U.S. Forest Service spokeswoman Lorenna Williams said firefighters began broadcast burns on 1,242 acres in Boggy Draw, with another 344 acres planned for Monday. The burns were ignited by hand and from a helicopter and monitored closely for safety, Williams said.
A steady southwest wind carried smoke aloft, creating hazy skies, Williams said.
“We work with the state for smoke permits and make sure that the smoke impacts – while they are real and they do impact communities – stay below the legal threshold that the state has set for smoke dispersal,” Williams said.
Fire conditions, including wind, aligned perfectly Sunday to safely conduct the burns, Williams said.
Firefighters ignited the burns without concern they would grow out of control.
“Oxygen is a critical component to wildfires and prescribed fires, because fire needs oxygen,” Williams said. “What we want is a low, steady wind that’s going to carry that smoke up and away and disperse it very broadly.”
Once the burns in Boggy Draw are wrapped up, firefighters may return to Sauls Creek outside of Bayfield to conduct additional prescribed burns, Williams said.
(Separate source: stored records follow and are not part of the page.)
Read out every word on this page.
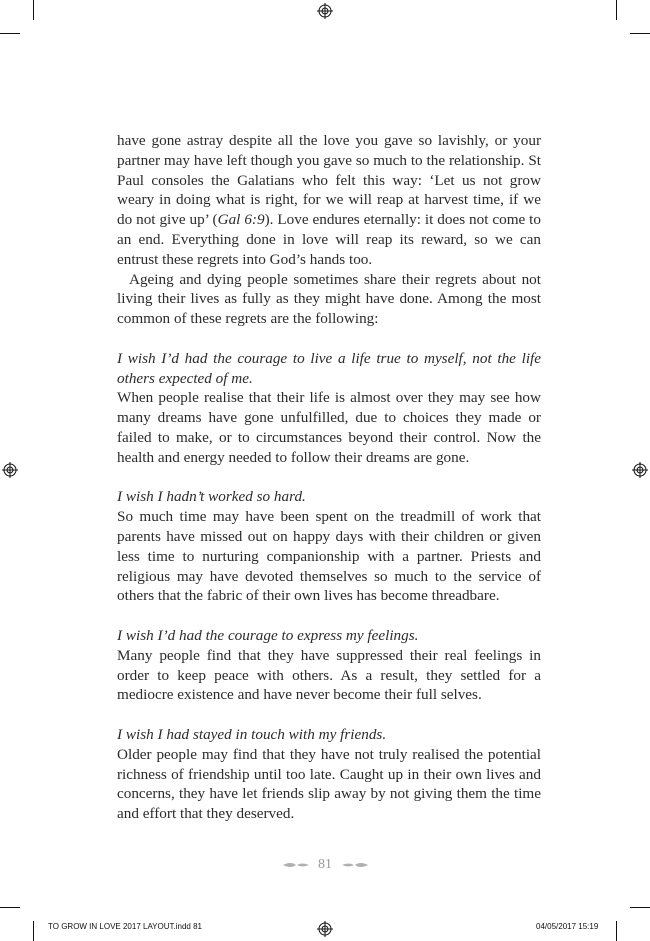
have gone astray despite all the love you gave so lavishly, or your partner may have left though you gave so much to the relationship. St Paul consoles the Galatians who felt this way: ‘Let us not grow weary in doing what is right, for we will reap at harvest time, if we do not give up’ (Gal 6:9). Love endures eternally: it does not come to an end. Everything done in love will reap its reward, so we can entrust these regrets into God’s hands too.

Ageing and dying people sometimes share their regrets about not living their lives as fully as they might have done. Among the most common of these regrets are the following:

I wish I’d had the courage to live a life true to myself, not the life others expected of me.

When people realise that their life is almost over they may see how many dreams have gone unfulfilled, due to choices they made or failed to make, or to circumstances beyond their control. Now the health and energy needed to follow their dreams are gone.

I wish I hadn’t worked so hard.

So much time may have been spent on the treadmill of work that parents have missed out on happy days with their children or given less time to nurturing companionship with a partner. Priests and religious may have devoted themselves so much to the service of others that the fabric of their own lives has become threadbare.

I wish I’d had the courage to express my feelings.

Many people find that they have suppressed their real feelings in order to keep peace with others. As a result, they settled for a mediocre existence and have never become their full selves.

I wish I had stayed in touch with my friends.

Older people may find that they have not truly realised the potential richness of friendship until too late. Caught up in their own lives and concerns, they have let friends slip away by not giving them the time and effort that they deserved.

81
TO GROW IN LOVE 2017 LAYOUT.indd 81	04/05/2017 15:19
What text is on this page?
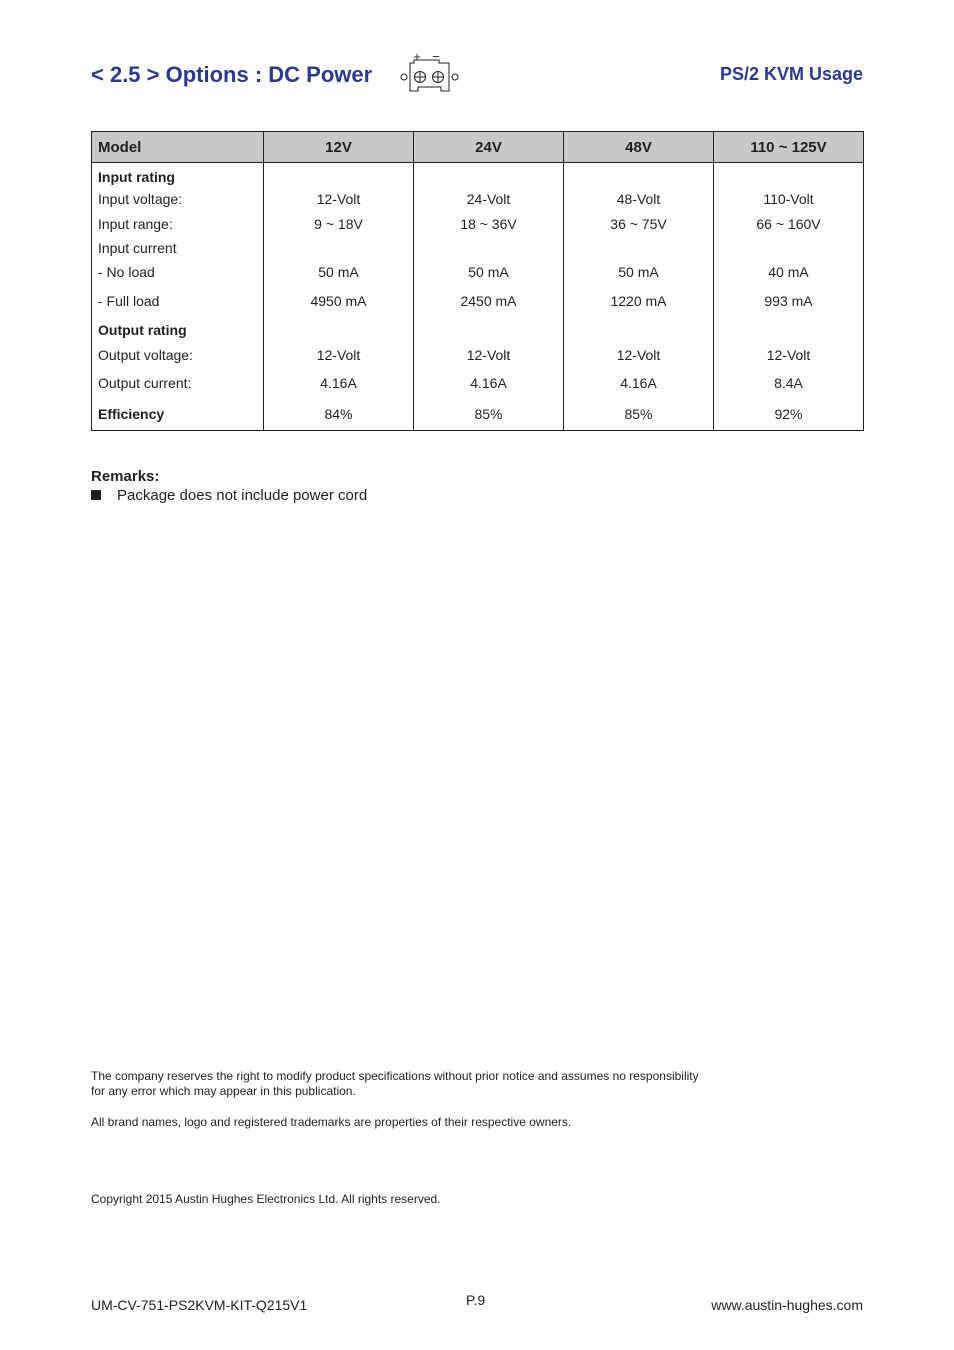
< 2.5 > Options : DC Power
+ −
PS/2 KVM Usage
Model	12V	24V	48V	110 ~ 125V
Input rating				
Input voltage:	12-Volt	24-Volt	48-Volt	110-Volt
Input range:	9 ~ 18V	18 ~ 36V	36 ~ 75V	66 ~ 160V
Input current				
- No load	50 mA	50 mA	50 mA	40 mA
- Full load	4950 mA	2450 mA	1220 mA	993 mA
Output rating				
Output voltage:	12-Volt	12-Volt	12-Volt	12-Volt
Output current:	4.16A	4.16A	4.16A	8.4A
Efficiency	84%	85%	85%	92%
Remarks:
Package does not include power cord
The company reserves the right to modify product specifications without prior notice and assumes no responsibility
for any error which may appear in this publication.
All brand names, logo and registered trademarks are properties of their respective owners.
Copyright 2015 Austin Hughes Electronics Ltd. All rights reserved.
UM-CV-751-PS2KVM-KIT-Q215V1	P.9	www.austin-hughes.com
That work is weather-dependent, she said, but with another wet spring storm forecast for the weekend, conditions look favorable.
“We love to time prescribed fires in those nice, clear days with a steady breeze, right before a little bit of rain comes in,” Williams said.
Burning in Sauls Creek could also create smoke impacts, though those will be more concentrated to Bayfield, Ignacio and the U.S. Highway 160 corridor east of Durango, Williams said.